Wendyl Nissen
Wendyl Nissen on being 'The Supportive Wife'

Wendyl Nissen: Sartorially unsuited


Wendyl Nissen wants stylish clothes only her daughter can wear.

Somehow the stylish fashion of the women in TV show Mad Men doesn't appeal to the younger set. Photo / Supplied
Somehow the stylish fashion of the women in TV show Mad Men doesn't appeal to the younger set. Photo / Supplied

Years ago I trained my youngest daughter in the art of shopping for clothes. I did it out of necessity so that I would be able to spend the shortest time possible at the shops.

Not for me the endless wandering from shop to shop, trying on this and that, standing around undecided then having a coffee and having another think. Then going back and trying some other things on and then four hours later finally returning home with a bit of this and that.

I am well aware that other women find this enormous fun. I find it excruciatingly boring, which is why I do most of my shopping online.

My daughter from the age of 10 has had a seasonal clothing budget with which she makes a list of what she needs, submits it to me for approval, and then off we go.

Earlier this year, at 13, she went into town and did a recce up and down Queen St, taking notes and pictures, then returned to compile a pictorial shopping list complete with prices, directions and even supplied alternatives should one piece of clothing or another be out of stock.

That shopping trip memorably took half an hour, with a triumphant coffee included at the end. It was a milestone in our mother/daughter relationship.

And then it happened.

My daughter grew into the sort of person who looks good in anything.

"Why don't you try this on?" I suggested as we were racing around a shop ticking off her pictorial list.

"No, not on the list," she said.

"But you'd look gorgeous in it," I wheedled as only mothers can. "It's so 50s, so Mad Men, so ... well ..."

"So like something you used to wear," she said, neatly finishing my sentence.

"No it's not," I said. "I'd look ridiculous in it, but you would look extremely stylish."

"I'm 13. I don't want to look stylish."

And she was off searching for short skirts, drapey tops and the exact cut-off jean shorts which had my father voicing strong objections to the amount of bum I was showing when I was her age and wore the same shorts.

"What about this?" I said moments later having found a maxi dress very reminiscent of the 70s.

The look my daughter gave me was one I too own. It's the one where you raise one eyebrow and stare down the other person.

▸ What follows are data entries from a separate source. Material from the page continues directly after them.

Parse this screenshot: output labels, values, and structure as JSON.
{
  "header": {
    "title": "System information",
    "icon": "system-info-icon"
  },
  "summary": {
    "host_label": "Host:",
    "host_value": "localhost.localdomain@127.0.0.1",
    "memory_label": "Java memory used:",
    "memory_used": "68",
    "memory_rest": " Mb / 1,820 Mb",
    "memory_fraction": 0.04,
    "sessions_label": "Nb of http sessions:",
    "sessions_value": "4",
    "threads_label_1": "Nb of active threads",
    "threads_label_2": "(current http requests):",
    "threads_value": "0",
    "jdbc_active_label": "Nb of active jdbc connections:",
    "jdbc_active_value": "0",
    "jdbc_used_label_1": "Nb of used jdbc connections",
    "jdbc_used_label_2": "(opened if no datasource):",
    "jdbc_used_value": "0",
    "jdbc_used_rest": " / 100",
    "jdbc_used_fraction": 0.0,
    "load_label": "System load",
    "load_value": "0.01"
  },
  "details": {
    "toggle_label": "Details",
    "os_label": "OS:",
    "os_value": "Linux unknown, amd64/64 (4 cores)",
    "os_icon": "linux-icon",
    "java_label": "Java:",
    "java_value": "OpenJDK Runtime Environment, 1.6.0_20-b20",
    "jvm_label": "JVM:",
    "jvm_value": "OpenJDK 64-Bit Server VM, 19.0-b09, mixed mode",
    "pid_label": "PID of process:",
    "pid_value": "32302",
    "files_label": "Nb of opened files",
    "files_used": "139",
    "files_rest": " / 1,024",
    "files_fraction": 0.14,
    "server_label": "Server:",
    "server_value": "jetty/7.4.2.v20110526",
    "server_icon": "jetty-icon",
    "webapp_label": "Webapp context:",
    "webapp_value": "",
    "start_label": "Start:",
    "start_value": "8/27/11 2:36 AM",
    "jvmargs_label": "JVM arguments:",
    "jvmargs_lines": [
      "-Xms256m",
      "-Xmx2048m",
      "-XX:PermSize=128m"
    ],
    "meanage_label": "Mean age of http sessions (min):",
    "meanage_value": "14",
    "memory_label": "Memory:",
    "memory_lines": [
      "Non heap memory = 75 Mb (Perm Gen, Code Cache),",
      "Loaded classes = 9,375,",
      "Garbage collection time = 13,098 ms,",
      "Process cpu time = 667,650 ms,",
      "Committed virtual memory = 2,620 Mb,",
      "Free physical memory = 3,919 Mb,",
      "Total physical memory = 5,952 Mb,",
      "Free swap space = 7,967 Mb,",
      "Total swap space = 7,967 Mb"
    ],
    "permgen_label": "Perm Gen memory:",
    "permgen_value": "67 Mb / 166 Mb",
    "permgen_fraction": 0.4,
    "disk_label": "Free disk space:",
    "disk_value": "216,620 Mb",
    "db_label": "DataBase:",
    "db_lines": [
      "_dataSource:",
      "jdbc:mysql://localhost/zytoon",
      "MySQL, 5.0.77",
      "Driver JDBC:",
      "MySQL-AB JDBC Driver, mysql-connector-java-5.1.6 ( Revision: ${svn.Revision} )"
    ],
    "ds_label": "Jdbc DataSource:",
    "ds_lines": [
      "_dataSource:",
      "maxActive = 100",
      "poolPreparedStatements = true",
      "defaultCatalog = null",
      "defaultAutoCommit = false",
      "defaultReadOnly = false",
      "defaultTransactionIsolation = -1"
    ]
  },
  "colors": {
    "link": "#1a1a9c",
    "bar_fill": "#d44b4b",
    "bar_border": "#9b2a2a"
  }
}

It means "have you lost your mind?" and if you place one hand on your right hip and jut out your left hip while pulling the face it means "you have so lost your mind you poor thing".

She was doing the look-and-hip combo.

"I think we need to have a talk," she said, leading me to the back of the shop where the owners had thoughtfully designed a little boudoir area for tired mothers and bored boyfriends to sit.

"Stop trying to dress me up like you used to dress when you were younger," she said gently.

"I'm not."

"You are."

"Buy it for yourself," she said.

And so I took the Mad Men outfit into the changing rooms and had a go.

I came out to show my daughter and ran into a woman my age in exactly the same 50s dress.

We looked at each other then we looked away. We didn't even attempt to tell each other we looked good because we looked ridiculous.

At that moment my husband rang my daughter to remind me to get milk on the way home. He rings her phone when we are out because I never answer mine.

"Mum keeps trying to get me to buy clothes she would have worn 30 years ago," she told him.

She laughed her head off before hanging up.

"He said to take you next door to buy the new Sting box set and you'll feel much better."